Gen Dhiraj Seth Gajraj Corps visit on Thursday put the Chief of the Army Staff in front of the formation's operational preparedness and combat readiness, a day after he finished with the Trishakti Corps and the Spear Corps.
Three formations in three days.
The Eastern Command tour that ran on 14 and 15 July carried him from the Siliguri Corridor into the North East. Gajraj Corps, headquartered at Tezpur, is the next formation on that list. Its ground runs across Assam and up into the Arunachal Pradesh sector, and it sits under the same Command.
What the briefing covered
Units and formations of Eastern Command in the area walked the COAS through the prevailing security situation, operational readiness and capability development. He also went through the measures the formation has taken to hold peace and stability in the region. The Army's statement does not break that down further, and it does not name the sectors covered, so what was shown to him in the map room stays inside it.

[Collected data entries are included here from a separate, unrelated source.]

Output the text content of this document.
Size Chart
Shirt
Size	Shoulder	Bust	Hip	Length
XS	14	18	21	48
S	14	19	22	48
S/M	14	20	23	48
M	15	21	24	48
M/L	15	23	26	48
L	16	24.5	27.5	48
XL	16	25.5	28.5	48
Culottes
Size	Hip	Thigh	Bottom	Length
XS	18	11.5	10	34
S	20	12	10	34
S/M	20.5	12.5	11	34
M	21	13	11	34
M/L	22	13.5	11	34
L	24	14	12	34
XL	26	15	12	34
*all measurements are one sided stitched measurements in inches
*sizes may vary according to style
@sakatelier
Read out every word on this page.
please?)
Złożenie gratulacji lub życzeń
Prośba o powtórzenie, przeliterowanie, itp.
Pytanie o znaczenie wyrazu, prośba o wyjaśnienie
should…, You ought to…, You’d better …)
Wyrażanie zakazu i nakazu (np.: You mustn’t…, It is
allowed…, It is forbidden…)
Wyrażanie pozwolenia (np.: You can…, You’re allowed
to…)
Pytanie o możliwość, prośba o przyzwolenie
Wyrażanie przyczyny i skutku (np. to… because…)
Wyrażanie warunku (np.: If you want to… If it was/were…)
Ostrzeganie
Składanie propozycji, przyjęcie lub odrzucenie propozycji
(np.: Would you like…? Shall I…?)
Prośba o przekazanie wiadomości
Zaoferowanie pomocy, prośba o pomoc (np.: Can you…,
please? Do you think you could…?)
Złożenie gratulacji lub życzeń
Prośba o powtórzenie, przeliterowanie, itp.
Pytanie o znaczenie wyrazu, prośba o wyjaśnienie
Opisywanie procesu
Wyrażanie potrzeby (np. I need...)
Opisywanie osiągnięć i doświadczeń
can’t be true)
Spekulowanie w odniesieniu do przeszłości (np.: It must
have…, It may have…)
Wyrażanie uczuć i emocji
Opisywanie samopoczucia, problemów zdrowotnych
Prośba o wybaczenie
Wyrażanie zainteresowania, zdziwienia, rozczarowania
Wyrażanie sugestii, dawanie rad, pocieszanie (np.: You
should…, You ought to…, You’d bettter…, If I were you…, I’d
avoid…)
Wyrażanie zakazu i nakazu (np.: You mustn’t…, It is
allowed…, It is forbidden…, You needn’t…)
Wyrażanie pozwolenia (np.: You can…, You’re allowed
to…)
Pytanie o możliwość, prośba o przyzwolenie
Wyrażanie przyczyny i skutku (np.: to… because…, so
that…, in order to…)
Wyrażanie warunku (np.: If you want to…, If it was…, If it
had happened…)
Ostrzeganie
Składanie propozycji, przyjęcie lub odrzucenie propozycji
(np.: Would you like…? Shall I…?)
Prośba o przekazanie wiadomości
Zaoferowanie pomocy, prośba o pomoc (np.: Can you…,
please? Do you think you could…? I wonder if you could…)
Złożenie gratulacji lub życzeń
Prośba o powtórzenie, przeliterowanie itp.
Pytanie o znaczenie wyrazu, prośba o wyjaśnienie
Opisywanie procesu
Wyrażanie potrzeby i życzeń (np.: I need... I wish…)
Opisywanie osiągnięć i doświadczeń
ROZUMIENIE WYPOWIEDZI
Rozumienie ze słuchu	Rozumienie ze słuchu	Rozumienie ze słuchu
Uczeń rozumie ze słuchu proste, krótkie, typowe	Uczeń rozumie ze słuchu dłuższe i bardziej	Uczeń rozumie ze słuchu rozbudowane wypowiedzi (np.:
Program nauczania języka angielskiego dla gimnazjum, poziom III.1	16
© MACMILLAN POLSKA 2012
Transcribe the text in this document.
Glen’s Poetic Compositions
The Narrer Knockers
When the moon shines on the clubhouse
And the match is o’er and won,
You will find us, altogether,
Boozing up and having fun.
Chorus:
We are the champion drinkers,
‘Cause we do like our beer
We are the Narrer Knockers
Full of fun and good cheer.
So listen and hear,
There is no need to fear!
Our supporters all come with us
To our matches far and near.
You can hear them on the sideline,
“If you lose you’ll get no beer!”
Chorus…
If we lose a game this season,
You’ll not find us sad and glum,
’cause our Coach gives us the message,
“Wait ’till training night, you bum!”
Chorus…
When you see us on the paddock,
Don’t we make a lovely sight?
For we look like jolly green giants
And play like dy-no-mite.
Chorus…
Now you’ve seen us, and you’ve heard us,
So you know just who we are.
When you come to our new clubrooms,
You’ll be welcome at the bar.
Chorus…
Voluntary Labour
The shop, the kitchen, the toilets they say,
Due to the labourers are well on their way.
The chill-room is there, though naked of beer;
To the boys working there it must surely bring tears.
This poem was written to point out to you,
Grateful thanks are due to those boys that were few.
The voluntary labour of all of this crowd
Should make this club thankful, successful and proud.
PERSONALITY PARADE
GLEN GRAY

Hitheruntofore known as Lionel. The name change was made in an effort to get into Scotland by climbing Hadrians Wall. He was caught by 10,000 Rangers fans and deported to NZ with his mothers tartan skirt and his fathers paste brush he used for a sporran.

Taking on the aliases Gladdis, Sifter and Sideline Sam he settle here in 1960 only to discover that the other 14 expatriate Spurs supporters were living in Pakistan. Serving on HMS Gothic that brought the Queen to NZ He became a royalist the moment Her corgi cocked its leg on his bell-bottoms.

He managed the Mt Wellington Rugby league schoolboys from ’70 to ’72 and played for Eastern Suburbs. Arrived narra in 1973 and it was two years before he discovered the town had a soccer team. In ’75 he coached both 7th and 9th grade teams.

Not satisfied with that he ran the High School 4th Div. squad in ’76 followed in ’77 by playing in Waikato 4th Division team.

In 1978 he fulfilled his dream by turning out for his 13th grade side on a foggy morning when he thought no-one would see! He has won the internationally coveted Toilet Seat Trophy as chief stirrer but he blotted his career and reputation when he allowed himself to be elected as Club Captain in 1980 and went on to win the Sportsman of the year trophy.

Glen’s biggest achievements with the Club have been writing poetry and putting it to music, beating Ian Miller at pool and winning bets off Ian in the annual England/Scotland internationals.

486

None of it is new ground for him. He has been asking the same questions since 30 June.
Gen Dhiraj Seth Gajraj Corps and the civil grid
The Corps briefed him on how closely it works with the civil administration and the Central Armed Police Forces. Developmental initiatives, community outreach and sustained assistance to local authorities were all on the list, which is the standard shape of a Corps briefing in the North East and tells you what the formation spends its time on when nothing is happening.
Assam and Meghalaya
He commended the formation for its contribution to internal security in the two states, and for the speed with which it has turned out for disaster relief and humanitarian assistance.
That second line carries more than it reads. The Brahmaputra valley floods every monsoon, and the Indian Army column is often the first organised body of men on the embankment. That reflex is not in the release, but it is why the line is in it.
Troops
Interacting with the troops, Gen Dhiraj Seth lauded their professionalism, high morale and commitment to duty.
He appreciated the formation's innovative approach and its adoption of emerging technologies to lift operational capability, a theme he has carried into every review since taking over as the 31st Chief. His VIJAY framework puts technology absorption and jointness near the front of it.
The exhortation
The COAS asked all ranks to stay mission focused, strengthen inter agency synergy and hold the highest standards of operational preparedness against emerging security challenges in an evolving multi domain environment.
Inter agency synergy is the operative phrase for a formation whose daily business in Assam and Meghalaya runs alongside the CAPFs and the state police rather than against a line on a map. On the Line of Control, which he had been looking at a week earlier on his first Northern Command tour, the grid is a military one. Here it is not, and the Corps is judged on how well it works with people who do not wear its uniform.